Tanpa menunggu balasan dari Rowan ia pun berlari meninggalkan lelaki itu.
Para Ksatria memandang penuh dengan kekaguman, seolah-olah gadis yang ada didepan mereka saat ini adalah seorang bidadari yang turun dari langit.
"Halo semuanya!" salam Liona ceria
"Perkenalkan saya adalah Liona Strange" imbuhnya sambil mengangkat roknya sedikit dan memberi salam ala bangsawan kepada para ksatria.
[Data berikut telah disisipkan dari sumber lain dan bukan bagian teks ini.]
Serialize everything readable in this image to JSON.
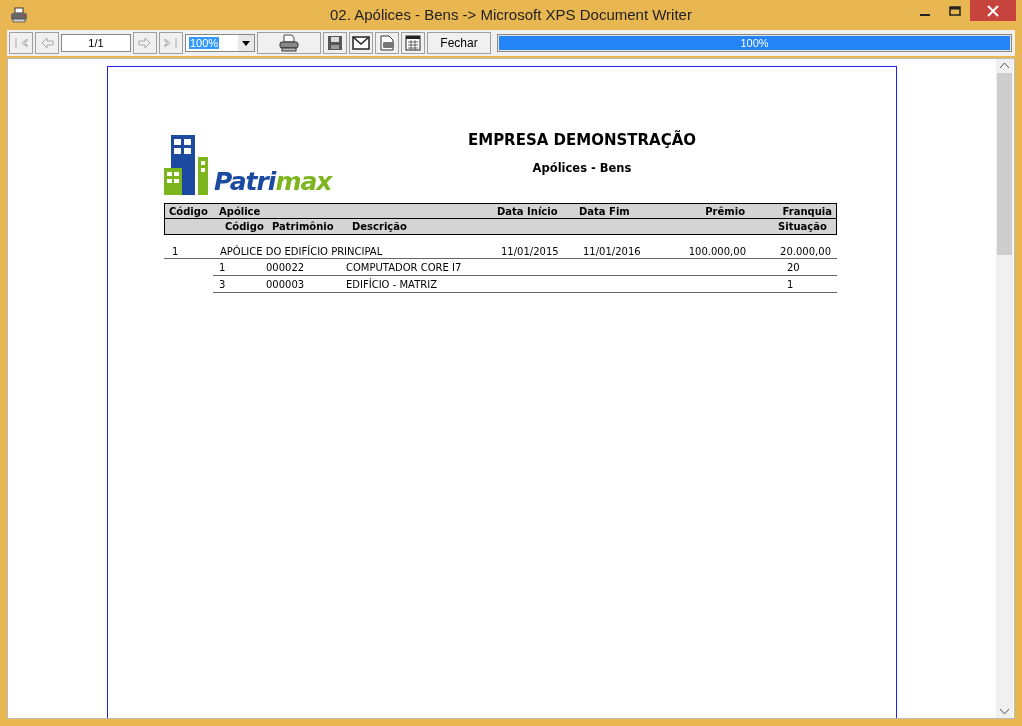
{
  "window": {
    "title": "02. Apólices - Bens -> Microsoft XPS Document Writer"
  },
  "toolbar": {
    "page": "1/1",
    "zoom": "100%",
    "close_button": "Fechar",
    "progress": {
      "level": 1.0,
      "reading": "100%"
    }
  },
  "report": {
    "logo": {
      "primary": "Patri",
      "accent": "max"
    },
    "company": "EMPRESA DEMONSTRAÇÃO",
    "title": "Apólices - Bens",
    "header_1": [
      "Código",
      "Apólice",
      "Data Início",
      "Data Fim",
      "Prêmio",
      "Franquia"
    ],
    "header_2": [
      "Código",
      "Patrimônio",
      "Descrição",
      "Situação"
    ],
    "policies": [
      {
        "cells": [
          "1",
          "APÓLICE DO EDIFÍCIO PRINCIPAL",
          "11/01/2015",
          "11/01/2016",
          "100.000,00",
          "20.000,00"
        ],
        "items": [
          [
            "1",
            "000022",
            "COMPUTADOR CORE I7",
            "20"
          ],
          [
            "3",
            "000003",
            "EDIFÍCIO - MATRIZ",
            "1"
          ]
        ]
      }
    ]
  }
}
Semua orang yang berada disana begitu terpana melihatnya keanggunan sang Putri Marquess.
"Saya harap para Ksatria tetap sehat dan tidak berhenti untuk melindungi keluarga Strange" ucapnya lancar dengan diakhiri senyuman lembut darinya.
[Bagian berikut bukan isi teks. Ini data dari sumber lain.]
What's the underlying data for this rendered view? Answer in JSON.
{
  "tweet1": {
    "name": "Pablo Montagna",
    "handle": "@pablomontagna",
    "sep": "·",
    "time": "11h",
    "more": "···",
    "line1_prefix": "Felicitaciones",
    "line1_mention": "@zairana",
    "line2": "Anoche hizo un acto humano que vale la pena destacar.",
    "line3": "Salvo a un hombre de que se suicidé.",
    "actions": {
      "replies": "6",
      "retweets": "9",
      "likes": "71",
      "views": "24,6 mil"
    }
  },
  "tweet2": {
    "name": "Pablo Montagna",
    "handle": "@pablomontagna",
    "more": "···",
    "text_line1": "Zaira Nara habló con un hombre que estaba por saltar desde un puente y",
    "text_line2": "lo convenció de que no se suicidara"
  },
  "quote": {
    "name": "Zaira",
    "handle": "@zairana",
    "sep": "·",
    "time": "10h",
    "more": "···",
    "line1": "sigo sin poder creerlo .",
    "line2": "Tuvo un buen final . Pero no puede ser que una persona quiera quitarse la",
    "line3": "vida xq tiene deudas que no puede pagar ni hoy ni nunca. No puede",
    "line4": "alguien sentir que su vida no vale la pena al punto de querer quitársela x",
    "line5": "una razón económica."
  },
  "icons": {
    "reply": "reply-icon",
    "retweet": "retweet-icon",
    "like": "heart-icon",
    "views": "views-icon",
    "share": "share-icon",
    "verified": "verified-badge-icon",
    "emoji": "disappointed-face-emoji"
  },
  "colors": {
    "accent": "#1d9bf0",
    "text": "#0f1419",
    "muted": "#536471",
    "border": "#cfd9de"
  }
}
"I.. Itu pasti Putri" ucap gugup salah satu prajurit.
"Yaa... Benar" sahut yang lainnya. Dan mulai terdengar suara dari para ksatria yang lainnya.
Seketika tempat itu menjadi berisik oleh teriakan-terikan dari prajurit.
"Diam!" suara rendah dari orang yang merupakan pemilik pangkat tertinggi di tempat itu berhasil menghentikan kegaduhan yang terjadi tadi.
Semua mata langsung memandangnya yang saat ini tepat berada dibelakang Liona.
"Putri Liona Strange, anda tidak perlu khawatir, kami Ksatria Strange bersumpah akan Setia dan bersedia mempertaruhkan nyawa kami demi Keluarga Strange" tambahnya tegas.
Mendengar itu membuat Liona menolehkan kepalanya kebelakang guna menatap mata Rowan.
"Ya! Kami bersumpah!!" seru para Ksatria bersamaan.
Kembali ia memandang para ksatria dan tersenyum lembut kearah mereka semua
"Terimakasih" imbuhnya cepat.
"Nona!!! " teriakan seorang gadis membuat seluruh orang-orang yang berada disitu serempak melihat ke arah sumber suara tersebut.
"No.. Nahh.. Ken.. Napah anda berlari seperti ituuh" ucap gadis itu terengah-engah ketika dirasanya ia sudah sampai ketempat dimana nonanya berada.
"Ah.. Emily, maafkan aku" kata Liona bersalah karena sudah membuat Emily khawatir.
"Astaga! Nona bahkan anda tidak memakai sepatu anda! Dan sepatu siapa itu yang anda pakai!" heboh Emily setelah ia melihat bahwa kaki Liona berada dalam sepatu boot yang nampak kebesaran untuk dirinya.
"ini milik Sir Rowan, ia meminjamkan sepatunya pada ku" jawab Liona sambil mengaruk pipi kananya yang tidak gatal pertanda bahwa ia tengah gugup sekarang.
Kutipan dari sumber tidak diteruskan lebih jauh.